If you google these things, you will get a whole bunch of papers describing the mathematical formulation of intrinsic and extrinsic parameters. But we are here to understand what it means! So I will try to keep it simple without going into too many mathematical details. Now why did we suddenly jump from pinhole camera model to intrinsic and extrinsic parameters? Seems random, right? Well, not exactly! Let’s see what it means.

In the above figure, we want to estimate (u,v) from (X,Y,Z). Let’s say the focal length is denoted by ‘f’. If you look at the triangles formed using the origin/P_{c}/Z-axis and the origin/P/Z-axis, you will notice that they are similar triangles. This means that ‘u’ depends on the f, X, and Z. Similarly, ‘v’ depends on f, Y, and Z:

u = fX/Z v = fY/Z

Next, if the origin of the 2D image coordinate system does not coincide with where the Z axis intersects the image plane, we need to translate Pc to the desired origin. Let this translation be deﬁned by (t_{u}, t_{v}). So now, u and v are given by:

u = fX/Z + t_{u}v = fY/Z + t_{v}

So up until now, we have something that can translate (X,Y,Z) to (u,v). Let’s denote this by a matrix M. So we can write:

Pc = MP

Since this is a camera image, we need to express it in inches. For this, we will need to know the resolution of the camera in pixels/inch. If the pixels are square the resolution will be identical in both u and v directions of the camera image coordinates. However, for a more general case, we assume rectangular pixels with resolution m_{u} and m_{v} pixels/inch in u and v direction respectively. Therefore, to measure P_{c} in pixels, its u and v coordinates should be multiplied by m_{u} and m_{v} respectively. So now, this new transformation matrix depends on f, X, Y, Z, t_{u}, t_{v}, m_{u}, and m_{v}. Let’s denote this by:

P_{c}= KP

Here, K is called the intrinsic parameter matrix for the camera.
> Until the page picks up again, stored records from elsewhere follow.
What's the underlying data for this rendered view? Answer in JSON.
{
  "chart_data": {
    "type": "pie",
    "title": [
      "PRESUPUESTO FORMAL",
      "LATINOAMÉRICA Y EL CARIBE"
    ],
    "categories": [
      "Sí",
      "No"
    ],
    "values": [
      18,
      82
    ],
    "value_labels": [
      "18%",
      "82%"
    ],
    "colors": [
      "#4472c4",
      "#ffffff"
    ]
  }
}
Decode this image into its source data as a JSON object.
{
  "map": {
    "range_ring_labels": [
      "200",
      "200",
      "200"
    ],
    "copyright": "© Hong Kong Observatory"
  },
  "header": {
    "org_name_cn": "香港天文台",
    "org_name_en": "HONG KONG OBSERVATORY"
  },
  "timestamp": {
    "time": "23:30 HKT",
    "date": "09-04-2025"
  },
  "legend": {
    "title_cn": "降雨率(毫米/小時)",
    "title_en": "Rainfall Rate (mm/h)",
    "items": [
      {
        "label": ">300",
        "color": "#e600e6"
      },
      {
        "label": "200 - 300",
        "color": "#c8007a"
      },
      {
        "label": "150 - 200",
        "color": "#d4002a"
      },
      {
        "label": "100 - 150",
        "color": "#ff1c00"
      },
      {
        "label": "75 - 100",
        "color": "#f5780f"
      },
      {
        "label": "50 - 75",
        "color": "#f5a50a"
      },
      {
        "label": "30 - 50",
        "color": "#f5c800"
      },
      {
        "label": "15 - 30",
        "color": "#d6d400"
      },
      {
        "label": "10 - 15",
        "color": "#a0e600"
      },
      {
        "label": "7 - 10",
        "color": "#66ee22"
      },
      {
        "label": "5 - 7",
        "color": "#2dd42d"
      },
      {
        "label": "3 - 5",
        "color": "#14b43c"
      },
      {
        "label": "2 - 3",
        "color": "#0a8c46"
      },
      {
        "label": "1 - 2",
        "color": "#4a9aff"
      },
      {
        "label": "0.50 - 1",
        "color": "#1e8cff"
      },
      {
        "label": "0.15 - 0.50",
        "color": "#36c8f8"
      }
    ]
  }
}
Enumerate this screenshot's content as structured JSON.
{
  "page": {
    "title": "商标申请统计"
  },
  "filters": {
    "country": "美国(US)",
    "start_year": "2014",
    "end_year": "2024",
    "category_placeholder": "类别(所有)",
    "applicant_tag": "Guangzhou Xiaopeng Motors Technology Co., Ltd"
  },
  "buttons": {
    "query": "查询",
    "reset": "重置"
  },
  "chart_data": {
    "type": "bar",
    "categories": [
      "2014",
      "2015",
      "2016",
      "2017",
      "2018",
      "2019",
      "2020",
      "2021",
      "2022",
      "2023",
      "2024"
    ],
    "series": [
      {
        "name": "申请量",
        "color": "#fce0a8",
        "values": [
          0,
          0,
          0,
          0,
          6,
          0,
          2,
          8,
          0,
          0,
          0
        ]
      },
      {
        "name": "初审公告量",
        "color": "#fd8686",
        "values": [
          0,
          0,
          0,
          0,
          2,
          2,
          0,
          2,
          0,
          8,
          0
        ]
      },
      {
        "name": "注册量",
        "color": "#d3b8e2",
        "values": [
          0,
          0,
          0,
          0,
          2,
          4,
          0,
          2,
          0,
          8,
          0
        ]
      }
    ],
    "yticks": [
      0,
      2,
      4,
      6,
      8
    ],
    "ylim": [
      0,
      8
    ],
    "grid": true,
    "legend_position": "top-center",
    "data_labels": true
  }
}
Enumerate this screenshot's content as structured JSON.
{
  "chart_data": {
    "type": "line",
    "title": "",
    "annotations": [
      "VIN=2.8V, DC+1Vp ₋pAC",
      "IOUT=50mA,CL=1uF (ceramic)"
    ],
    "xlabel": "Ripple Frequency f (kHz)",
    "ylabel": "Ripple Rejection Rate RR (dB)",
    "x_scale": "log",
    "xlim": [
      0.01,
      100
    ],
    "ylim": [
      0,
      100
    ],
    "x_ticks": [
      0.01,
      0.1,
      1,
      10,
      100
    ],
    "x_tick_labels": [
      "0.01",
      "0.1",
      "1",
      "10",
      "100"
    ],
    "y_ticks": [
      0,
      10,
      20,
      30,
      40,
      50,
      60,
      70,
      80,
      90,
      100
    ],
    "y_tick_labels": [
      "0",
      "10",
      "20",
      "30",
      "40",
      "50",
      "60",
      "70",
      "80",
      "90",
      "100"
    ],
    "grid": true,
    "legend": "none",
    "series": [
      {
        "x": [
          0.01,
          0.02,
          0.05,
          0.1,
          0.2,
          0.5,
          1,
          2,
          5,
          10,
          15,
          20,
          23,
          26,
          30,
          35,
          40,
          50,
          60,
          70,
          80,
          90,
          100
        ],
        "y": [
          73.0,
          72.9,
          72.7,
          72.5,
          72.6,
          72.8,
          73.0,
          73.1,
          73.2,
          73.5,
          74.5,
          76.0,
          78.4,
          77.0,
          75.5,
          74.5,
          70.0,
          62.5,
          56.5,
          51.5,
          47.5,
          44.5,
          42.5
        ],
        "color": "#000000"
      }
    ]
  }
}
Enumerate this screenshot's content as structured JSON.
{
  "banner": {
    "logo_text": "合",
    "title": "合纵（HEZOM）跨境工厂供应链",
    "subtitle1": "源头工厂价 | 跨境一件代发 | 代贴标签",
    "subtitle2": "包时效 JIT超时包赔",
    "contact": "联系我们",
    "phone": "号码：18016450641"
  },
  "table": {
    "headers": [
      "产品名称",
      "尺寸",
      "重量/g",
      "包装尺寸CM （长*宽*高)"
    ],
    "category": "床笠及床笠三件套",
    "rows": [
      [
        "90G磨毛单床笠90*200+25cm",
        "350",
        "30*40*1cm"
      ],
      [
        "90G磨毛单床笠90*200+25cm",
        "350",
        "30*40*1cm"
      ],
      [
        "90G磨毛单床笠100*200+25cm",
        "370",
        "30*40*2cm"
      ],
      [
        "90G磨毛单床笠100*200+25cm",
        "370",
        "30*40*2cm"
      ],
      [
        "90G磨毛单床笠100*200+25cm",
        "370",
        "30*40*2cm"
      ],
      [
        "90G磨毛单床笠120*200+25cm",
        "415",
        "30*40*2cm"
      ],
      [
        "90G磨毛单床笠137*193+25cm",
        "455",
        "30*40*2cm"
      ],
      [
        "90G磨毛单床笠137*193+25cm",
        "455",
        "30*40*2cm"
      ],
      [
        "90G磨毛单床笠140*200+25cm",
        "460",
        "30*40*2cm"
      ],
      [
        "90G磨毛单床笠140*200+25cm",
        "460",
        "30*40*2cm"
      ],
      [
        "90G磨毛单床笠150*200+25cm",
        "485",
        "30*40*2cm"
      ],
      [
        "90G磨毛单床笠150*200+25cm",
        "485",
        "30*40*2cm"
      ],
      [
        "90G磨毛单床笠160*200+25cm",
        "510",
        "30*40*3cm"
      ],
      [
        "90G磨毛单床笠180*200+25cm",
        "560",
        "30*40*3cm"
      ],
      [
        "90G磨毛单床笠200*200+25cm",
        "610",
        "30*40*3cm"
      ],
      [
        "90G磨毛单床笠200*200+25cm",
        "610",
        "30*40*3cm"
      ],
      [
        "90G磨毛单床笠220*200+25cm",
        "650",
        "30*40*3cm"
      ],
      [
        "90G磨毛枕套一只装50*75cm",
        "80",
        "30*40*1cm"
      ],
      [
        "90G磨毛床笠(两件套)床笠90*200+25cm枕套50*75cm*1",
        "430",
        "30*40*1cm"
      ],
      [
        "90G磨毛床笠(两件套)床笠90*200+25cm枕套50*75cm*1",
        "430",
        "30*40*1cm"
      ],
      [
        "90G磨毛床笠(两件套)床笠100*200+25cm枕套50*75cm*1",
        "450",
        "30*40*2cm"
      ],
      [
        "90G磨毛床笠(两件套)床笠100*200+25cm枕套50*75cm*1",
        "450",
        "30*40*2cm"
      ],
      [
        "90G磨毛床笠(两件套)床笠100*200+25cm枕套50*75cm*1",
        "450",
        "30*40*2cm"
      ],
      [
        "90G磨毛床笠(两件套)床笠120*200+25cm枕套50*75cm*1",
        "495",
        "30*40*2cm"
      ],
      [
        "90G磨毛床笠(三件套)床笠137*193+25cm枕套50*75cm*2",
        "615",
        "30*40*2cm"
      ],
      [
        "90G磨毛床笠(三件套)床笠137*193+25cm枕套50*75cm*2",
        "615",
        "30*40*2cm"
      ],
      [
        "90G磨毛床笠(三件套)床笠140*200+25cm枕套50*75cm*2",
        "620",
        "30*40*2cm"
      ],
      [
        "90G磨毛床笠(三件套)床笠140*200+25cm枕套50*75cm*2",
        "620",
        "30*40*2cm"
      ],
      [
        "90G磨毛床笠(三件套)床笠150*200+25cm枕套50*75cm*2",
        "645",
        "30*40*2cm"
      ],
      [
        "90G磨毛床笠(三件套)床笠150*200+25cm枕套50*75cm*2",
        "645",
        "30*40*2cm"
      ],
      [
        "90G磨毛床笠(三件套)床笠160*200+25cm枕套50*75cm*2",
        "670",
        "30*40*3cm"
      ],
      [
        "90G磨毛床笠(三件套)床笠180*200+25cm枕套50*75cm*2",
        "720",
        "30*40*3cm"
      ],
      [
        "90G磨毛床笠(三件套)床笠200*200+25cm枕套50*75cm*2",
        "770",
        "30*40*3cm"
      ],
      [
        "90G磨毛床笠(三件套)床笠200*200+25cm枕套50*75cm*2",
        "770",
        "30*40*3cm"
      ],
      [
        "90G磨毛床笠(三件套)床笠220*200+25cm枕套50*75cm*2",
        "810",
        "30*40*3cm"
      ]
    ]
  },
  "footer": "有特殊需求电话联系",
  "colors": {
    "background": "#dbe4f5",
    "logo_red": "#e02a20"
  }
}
Now if the camera does not have its center of projection at (0, 0, 0) and is oriented in an arbitrary fashion (not necessarily z-perpendicular to the image plane), then we need rotation and translation to make the camera coordinate system coincide with the configuration in that pinhole camera figure. Let the camera translation to origin of the XYZ coordinate be given by T(T_{x}, T_{y}, T_{z}). Let the the rotation applied to coincide the principal axis with Z axis be given by a 3×3 rotation matrix R. Then the matrix formed by first applying the translation followed by the rotation is given by the 3×4 matrix:

E = (R | RT)

This is called the extrinsic parameter matrix for the camera. Here, the symbol ‘|’ refers to just concatenating two matrices with the same number of rows. For example, if you concatenate a 3×4 matrix and 6×4 matrix, you will get a 9×4 matrix.

So, the complete camera transformation can now represented as:

K(R | RT) = (KR | KRT) = KR(I | T)

Hence Pc, the projection of P is given by:

Pc = KR(I | T)P = CP

C is a 3×4 matrix usually called the complete camera calibration matrix. So basically, camera calibration matrix is used to transform a 3D point in the real world to a 2D point on the image plane considering all the things like focal length of the camera, distortion, resolution, shifting of origin, etc. This matrix consists of parameters that are intrinsic as well as extrinsic to the camera.

—————————————————————-———————————

I’m looking for information about cameras and computer vision because I want to make a camera calibration project and this information was very usefull to me. Thanks!

There is a typo in your equation. y = fY/Z + tv . I think it is v not y.

Thanks for pointing it out. I fixed it.

Pingback: Getting the World Position of a Screen Click in Unity – yerawizard

Hi.. I need to find out disparity map from already stored stereo dataset in my machine.. Do I still need to do camera callibration or can I directly try SBM or SGBM?

Very nicely explained… good enough for beginners!

One typo in the subscripts – at the part where you explain m_u and m_v, you have indicated it as “mu” and “mv”

Thanks, Shibon. I have corrected the typo.

Wonderfully explained!

So, if I’m not mistaken, camera calibration needs to be carried out to map 3D points from the real world on to the 2D image plane?

Thanks!

Or, is it used to find the intrinsic and extrinsic parameters of a camera a more appropriate explanation?